Reduced Proxy Study of Action-Driven Localized BVP Targets for Exchange-Symmetric Brane Segregation

The first V. E. R. A. preprint formulated symmetric cross-brane baryon segregation as a conservative five-dimensional effective framework: elementary events deposit B on one brane and anti-B on a reciprocal brane, preserving the total two-brane baryon charge. This exploratory follow- up is a reduced proxy study. It asks whether the stochastic critical-domain picture can be connected to a more explicit localized effective action without introducing a permanent source bias.
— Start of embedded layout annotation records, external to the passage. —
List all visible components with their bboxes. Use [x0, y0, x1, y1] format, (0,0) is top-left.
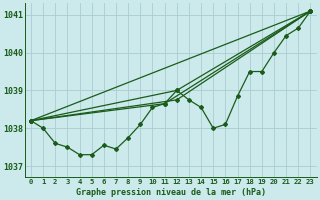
X-axis label: Graphe pression niveau de la mer (hPa): Graphe pression niveau de la mer (hPa): [76, 188, 266, 197]
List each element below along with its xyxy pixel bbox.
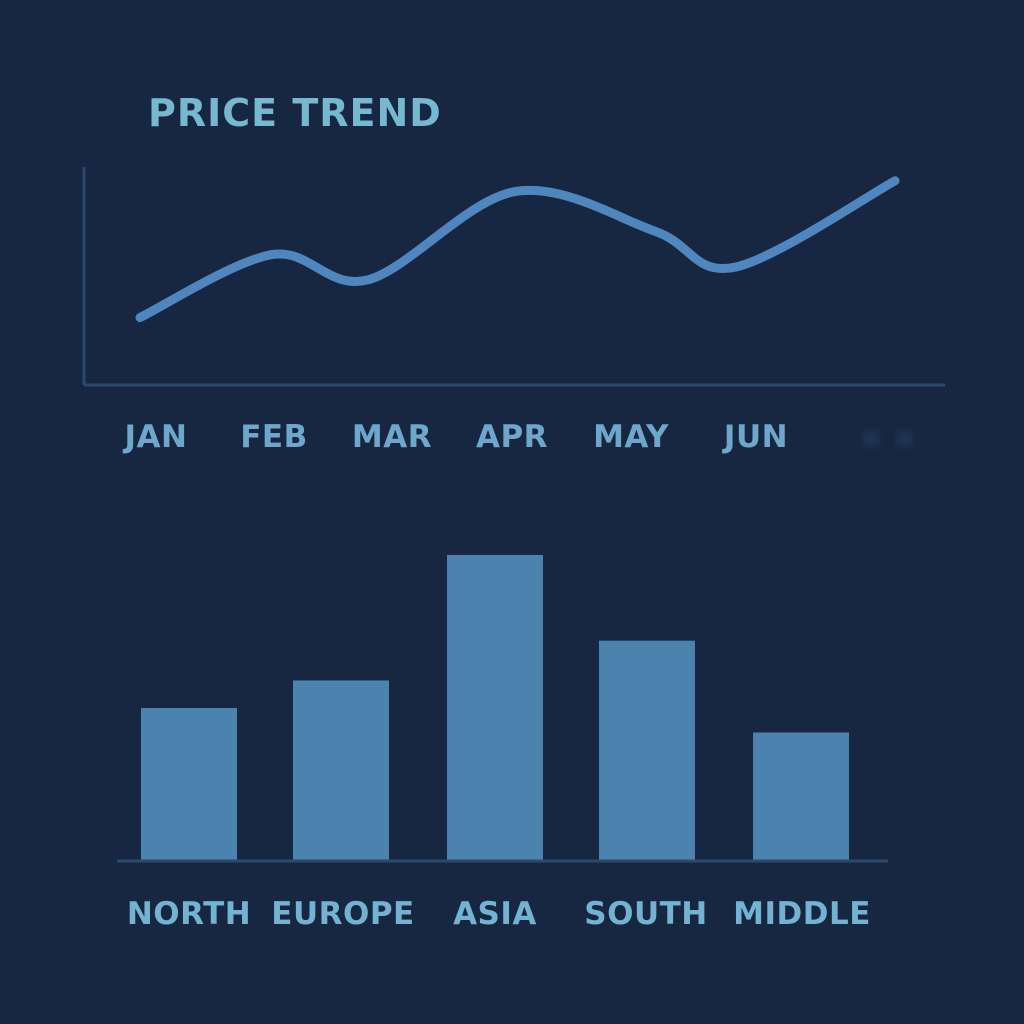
bar-x-tick-label-1: EUROPE bbox=[271, 896, 414, 932]
bars bbox=[141, 555, 849, 861]
bar-asia bbox=[447, 555, 543, 861]
bar-x-tick-label-3: SOUTH bbox=[584, 896, 707, 932]
line-x-tick-label-4: MAY bbox=[593, 419, 669, 455]
bar-europe bbox=[293, 680, 389, 861]
line-points bbox=[139, 180, 896, 318]
line-x-tick-label-2: MAR bbox=[352, 419, 432, 455]
line-x-tick-labels: JAN FEB MAR APR MAY JUN bbox=[123, 419, 788, 455]
bar-north bbox=[141, 708, 237, 861]
line-x-tick-label-5: JUN bbox=[722, 419, 788, 455]
line-x-tick-label-0: JAN bbox=[123, 419, 188, 455]
chart-title: PRICE TREND bbox=[148, 91, 442, 135]
bar-x-tick-label-2: ASIA bbox=[453, 896, 537, 932]
bar-x-tick-label-0: NORTH bbox=[127, 896, 251, 932]
line-chart: PRICE TREND JAN FEB MAR APR MAY JUN ▪ ▪ bbox=[82, 91, 945, 455]
line-x-tick-label-3: APR bbox=[476, 419, 548, 455]
bar-x-tick-label-4: MIDDLE bbox=[733, 896, 871, 932]
bar-chart: NORTH EUROPE ASIA SOUTH MIDDLE bbox=[117, 555, 888, 932]
line-x-tick-label-1: FEB bbox=[240, 419, 307, 455]
bar-middle bbox=[753, 732, 849, 861]
line-series-price-trend bbox=[135, 176, 900, 323]
bar-x-tick-labels: NORTH EUROPE ASIA SOUTH MIDDLE bbox=[127, 896, 871, 932]
bar-south bbox=[599, 640, 695, 861]
blurred-tick-mark: ▪ ▪ bbox=[861, 419, 915, 455]
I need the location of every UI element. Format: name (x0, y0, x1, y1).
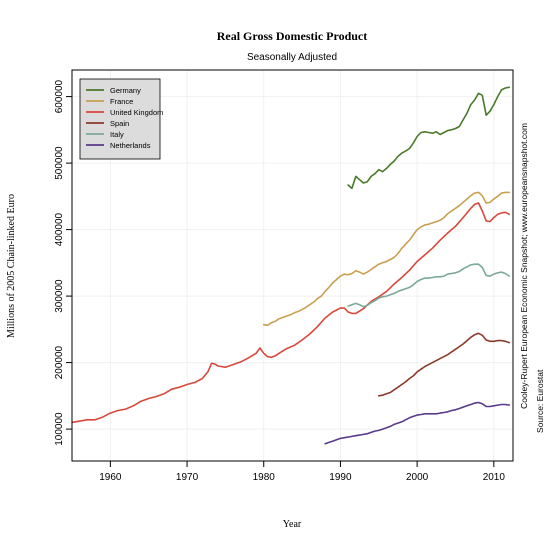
x-tick-label: 2010 (483, 472, 506, 483)
series-layer (71, 86, 510, 445)
x-tick-label: 1960 (99, 472, 122, 483)
legend-label-italy: Italy (110, 130, 124, 139)
x-axis: 1960 1970 1980 1990 2000 2010 (99, 461, 505, 483)
y-tick-label: 200000 (54, 345, 65, 379)
series-line-netherlands (324, 401, 510, 445)
series-line-france (262, 191, 510, 327)
series-line-spain (378, 332, 510, 397)
series-line-italy (347, 263, 510, 308)
side-note: Cooley-Rupert European Economic Snapshot… (519, 123, 529, 409)
legend-label-netherlands: Netherlands (110, 141, 151, 150)
x-tick-label: 1990 (329, 472, 352, 483)
chart-title: Real Gross Domestic Product (217, 29, 368, 43)
y-tick-label: 300000 (54, 279, 65, 313)
source-note: Source: Eurostat (535, 369, 545, 433)
x-tick-label: 1970 (176, 472, 199, 483)
y-tick-label: 500000 (54, 146, 65, 180)
legend-label-spain: Spain (110, 119, 129, 128)
y-tick-label: 400000 (54, 212, 65, 246)
x-tick-label: 1980 (253, 472, 276, 483)
legend: Germany France United Kingdom Spain Italy Net… (79, 78, 163, 160)
x-tick-label: 2000 (406, 472, 429, 483)
series-line-germany (347, 86, 510, 190)
y-axis-label: Millions of 2005 Chain-linked Euro (6, 194, 17, 338)
legend-label-germany: Germany (110, 86, 141, 95)
plot-border (71, 69, 514, 462)
legend-label-united-kingdom: United Kingdom (110, 108, 163, 117)
chart-subtitle: Seasonally Adjusted (247, 52, 337, 63)
series-line-united-kingdom (71, 202, 510, 424)
legend-label-france: France (110, 97, 133, 106)
y-tick-label: 600000 (54, 79, 65, 113)
x-axis-label: Year (283, 519, 302, 530)
y-axis: 100000 200000 300000 400000 500000 600000 (54, 79, 72, 446)
y-tick-label: 100000 (54, 412, 65, 446)
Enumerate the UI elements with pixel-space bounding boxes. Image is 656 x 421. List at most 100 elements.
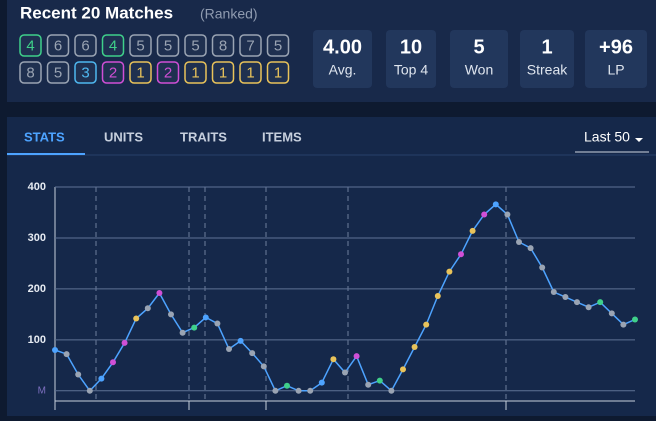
match-point [75,371,82,378]
match-point [110,359,116,366]
title: Recent 20 Matches [20,3,173,22]
placement-number: 1 [274,64,282,81]
plot: M 100 200 300 400 [28,181,638,396]
dropdown[interactable]: Last 50 [584,129,630,145]
match-point [550,288,557,295]
match-point [133,315,140,322]
placement-number: 1 [219,64,227,81]
match-point [98,375,105,382]
match-point [307,387,314,394]
y-tick-label: 300 [28,232,46,244]
y-tick-label: 400 [28,181,46,193]
match-point [434,293,441,300]
stat-label: Streak [527,62,568,78]
tabs: STATS UNITS TRAITS ITEMS [24,129,302,144]
placement-number: 6 [54,37,62,54]
placement-number: 7 [246,37,254,54]
match-point [121,339,128,346]
y-tick-label: 200 [28,283,46,295]
stat-label: Avg. [329,62,357,78]
match-point [481,211,488,218]
placement-badge [19,61,42,84]
tab[interactable]: STATS [24,129,65,144]
placement-number: 5 [274,37,282,54]
placement-number: 5 [54,64,62,81]
match-point [423,321,430,328]
tab[interactable]: TRAITS [180,129,227,144]
placement-badge [46,34,70,57]
match-point [237,337,244,344]
placement-number: 1 [136,64,144,81]
match-point [504,211,511,218]
match-point [365,381,372,388]
match-point [179,329,186,336]
stats: 4.00 Avg. 10 Top 4 5 Won 1 Streak +96 LP [313,30,647,88]
placement-number: 4 [26,37,34,54]
match-point [527,245,534,252]
stat-card [585,30,647,88]
placement-badge [156,34,180,57]
match-point [469,227,476,234]
match-point [353,353,360,360]
placement-badge [266,61,290,84]
match-point [597,299,604,306]
match-point [86,387,93,394]
placement-badge [74,34,97,57]
stat-value: 5 [473,36,484,58]
placement-badge [211,34,235,57]
placement-badge [184,61,207,84]
match-point [400,366,406,373]
match-point [284,382,290,389]
match-point [226,346,232,353]
placement-number: 5 [164,37,172,54]
match-point [388,387,395,394]
placement-number: 8 [219,37,227,54]
match-point [318,379,325,386]
match-point [446,268,453,275]
stats-panel [7,117,656,416]
match-point [492,201,499,208]
placement-number: 2 [109,64,117,81]
match-point [411,343,418,350]
match-point [608,310,615,317]
placement-badge [101,34,125,57]
stat-card [520,30,574,88]
match-point [632,316,638,323]
placement-number: 2 [164,64,172,81]
tab[interactable]: ITEMS [262,129,302,144]
stat-card [313,30,372,88]
match-point [620,321,627,328]
match-point [342,369,348,376]
stat-value: 10 [400,36,422,58]
y-tick-label: 100 [28,334,46,346]
match-point [585,304,592,311]
placement-badge [266,34,290,57]
stat-card [450,30,508,88]
placements: 4 6 6 4 5 5 5 8 7 5 8 5 3 2 1 2 1 1 1 1 [19,34,290,84]
match-point [295,387,302,394]
match-point [63,351,70,358]
match-point [202,314,209,321]
match-point [516,239,522,246]
placement-number: 3 [81,64,89,81]
placement-badge [129,34,152,57]
stat-value: +96 [599,36,633,58]
match-point [562,294,569,301]
placement-badge [46,61,70,84]
dropdown-arrow[interactable] [635,138,643,142]
tab[interactable]: UNITS [104,129,143,144]
placement-number: 4 [109,37,117,54]
stat-label: Won [465,62,494,78]
match-point [144,305,151,312]
match-point [330,356,337,363]
placement-badge [19,34,42,57]
placement-badge [239,34,262,57]
match-point [272,387,279,394]
match-point [156,289,163,296]
y-tick-label: M [38,385,46,396]
stat-card [386,30,436,88]
placement-number: 1 [246,64,254,81]
match-point [214,320,221,327]
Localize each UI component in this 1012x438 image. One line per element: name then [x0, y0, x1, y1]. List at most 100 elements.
We construct a reduced completion chain combining a baryon-preserving scalar-diquark contact, reciprocal matching, localized neutral-sector profiles, stochastic thin-wall domain growth, a non-thermal drain closure, and conserved-stress geometry diagnostics. The strongest result is a non-empty action-driven target branch near T ≃ 131. 7 GeV, with small reduced BVP backreaction, large effective event rates, controlled localized profiles, and viable stochastic nucleation under explicit efficiency assumptions. A gate-derived coupled transition BVP further sharpens the geometry requirement: the critical/odd-spurion stress survives only in a radiation-like conserved branch. The result is not a completed baryogenesis model and does not predict the observed etaB. Instead, it identifies quantitative completion targets: derive the required visible survival/dilution factor, obtain observable-domain coherence, replace proxy phenomenological filters with recasts, and promote the reduced drain, carrier, mediator, radion, and stress sectors to a full finite-temperature five-dimensional transport solve.